Really? You are splitting hairs and apparently have no idea how widespread the use of coal and wood were a century ago. Almost every home was heated by one or the other and it was also used in industry. Tell me, how many modern nations still use wood in an industrial capacity? And how many modern nations use coal as the main source of home heating and cooking?
I live in Alberta and have a wood burning fireplace, but I certainly don't use wood to heat the house when it is 30 below. I also used to live on an Alberta farm that had an automatic coal stroker for the furnace. But I'm betting that was phased out decades ago. The fact that less than five percent of the population may still use wood or coal in some capacity does not detract from the truth of my statement.
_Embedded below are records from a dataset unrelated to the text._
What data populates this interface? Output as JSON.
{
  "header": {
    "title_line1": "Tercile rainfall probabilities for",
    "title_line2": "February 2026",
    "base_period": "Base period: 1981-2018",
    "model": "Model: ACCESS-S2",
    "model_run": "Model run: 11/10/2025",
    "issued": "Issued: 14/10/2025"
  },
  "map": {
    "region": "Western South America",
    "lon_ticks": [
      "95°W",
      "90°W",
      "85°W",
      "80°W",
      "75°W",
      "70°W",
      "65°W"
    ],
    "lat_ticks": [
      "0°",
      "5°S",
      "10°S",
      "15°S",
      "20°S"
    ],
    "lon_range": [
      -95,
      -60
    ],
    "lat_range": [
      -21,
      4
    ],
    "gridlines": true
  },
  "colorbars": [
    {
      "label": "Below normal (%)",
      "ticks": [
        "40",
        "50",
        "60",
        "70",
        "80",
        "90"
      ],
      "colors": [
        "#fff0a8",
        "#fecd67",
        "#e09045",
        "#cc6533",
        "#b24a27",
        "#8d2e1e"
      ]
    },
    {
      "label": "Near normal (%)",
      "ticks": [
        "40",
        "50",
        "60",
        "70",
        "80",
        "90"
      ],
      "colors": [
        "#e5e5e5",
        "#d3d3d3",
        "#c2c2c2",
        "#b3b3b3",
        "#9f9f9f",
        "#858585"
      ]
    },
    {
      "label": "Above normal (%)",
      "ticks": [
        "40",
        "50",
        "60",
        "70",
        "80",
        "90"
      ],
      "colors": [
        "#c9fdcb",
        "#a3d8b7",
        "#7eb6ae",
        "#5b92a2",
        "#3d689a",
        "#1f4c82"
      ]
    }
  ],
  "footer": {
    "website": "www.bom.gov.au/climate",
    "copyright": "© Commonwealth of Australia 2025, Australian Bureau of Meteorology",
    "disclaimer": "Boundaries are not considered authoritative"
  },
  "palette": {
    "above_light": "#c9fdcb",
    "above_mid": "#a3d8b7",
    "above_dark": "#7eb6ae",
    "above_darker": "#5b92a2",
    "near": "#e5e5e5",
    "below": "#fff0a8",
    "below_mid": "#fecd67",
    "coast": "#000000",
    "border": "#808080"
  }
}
I hope to be around a few more decades. I also hope that we find an alternative energy. I'm willing to bet that oil will be around for another generation or so and that the AGW crowd will go the way of the blue suede shoes once the public wakes up to the fact that they are having their pockets picked by a bunch of crazies.
I took this video a few weeks ago approximately 200 km south of the Arctic Circle.
Amazingly, it was still frozen two years after Gore's claim.
People love quoting Al Gore when they can find evidence that he is wrong. Those same people tend to be completely ignorant of the realities of global warming. A couple of days ago I saw an article on the Franz-Joseph glacier in New Zealand. The glacier is now almost nonexistent, but when I visited the country in 1975 I went for a walk on it and my wife and I hired a plane to land us in the snowfield where it originated. Sadly both tours are now no longer possible as the glacier has shrunk to about 10% of its original size. The same thing is happening to glaciers world wide, so apparently they seem to know something that you don't.
And just to get the record straight; Al Gore is a politician and not a scientist. What about the thousands of other scientists who believe that the Earth is getting warmer. Are all of them wrong as well?
And since you are going to use anecdotal evidence to support your point of view perhaps I should mention that 90% of the snow in the Edmonton area was gone by the end of February; a full month ahead of schedule. Alberta has jut had one of the warmest and least snowy winters in recorded history and this seems to be part of a trend.